Mais certains aussi des philosophes Épicuriens et Stoïciens rencontraient avec lui, et certains disaient : « Que voudrait dire ce ramasseur-de-graines ? » Mais les autres : « De démons/divinités étrangers il semble annonciateur être », parce que Jésus et la résurrection il évangélisait.
Et l’ayant pris sur l’Aréopage ils conduisirent, disant : « Pouvons-nous connaître quelle est cette nouvelle doctrine celle par toi étant parlée ? »
« Car certaines choses étrangisantes tu portes dedans vers nos oreilles ; nous voulons donc connaître ce que veulent ces choses être. »
Mais tous Athéniens et les étrangers séjournant vers rien autre avaient loisir que dire quelque chose ou entendre quelque chose plus nouveau.
Mais Paul s’étant tenu au milieu de l’Aréopage déclara : « Hommes Athéniens, selon toutes choses comme plus-craignant-les-divinités je vous contemple.
Car traversant et contemplant de nouveau vos objets-de-vénération je trouvai aussi autel sur lequel avait été inscrit : “À dieu inconnu.” Ce que donc ignorant vous vénérez, ceci moi je vous annonce.
Le Dieu celui ayant fait le monde et toutes les choses en lui, celui-ci du ciel et de la terre étant Seigneur n’habite pas dans temples faits-de-main,
ni par mains humaines il n’est servi comme ayant besoin de quelque chose, lui-même donnant à tous vie et souffle et toutes choses.

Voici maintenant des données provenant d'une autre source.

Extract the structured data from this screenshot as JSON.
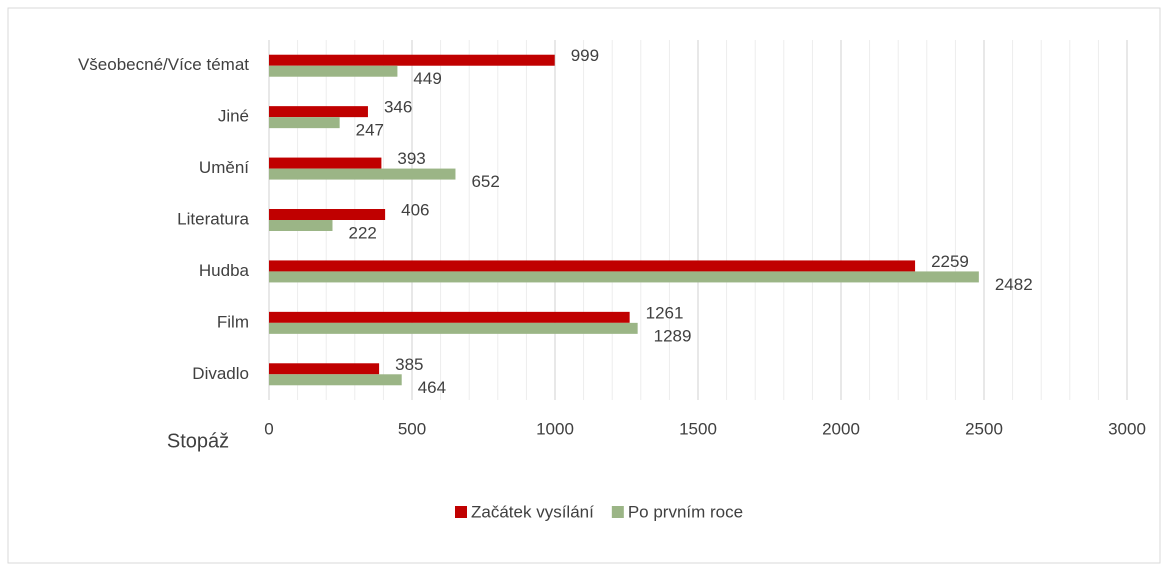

et il fit depuis un tout peuple d’humains habiter sur toute face de la terre, ayant défini temps ayant été ordonnés et les frontières de leur habitation,
chercher Dieu, si peut-être ils le tâtonnaient et trouvaient, et pourtant non loin de chacun un de nous étant.
Car en lui nous vivons et nous nous mouvons et nous sommes, comme aussi certains des selon vous poètes ont dit : “Car de lui aussi lignée nous sommes.”
Lignée donc étant de Dieu nous ne devons pas penser, à or ou argent ou pierre, gravure d’art et réflexion d’humain, le Divin être semblable.
Les temps donc de l’ignorance ayant regardé par-dessus, Dieu maintenant annonce aux humains tous partout changer d’intelligence,
parce qu’il établit jour dans lequel il va juger la terre-habitée dans justice, dans homme lequel il définit, foi/assurance ayant fournie à tous ayant relevé lui depuis morts. »
Mais ayant entendu résurrection de morts, les uns se moquaient, mais les autres dirent : « Nous t’entendrons au sujet de ceci aussi de nouveau. »
Ainsi Paul sortit hors du milieu d’eux.
Mais certains hommes ayant été collés à lui crurent, parmi lesquels aussi Denys l’Aréopagite et femme nom Damaris et autres avec eux.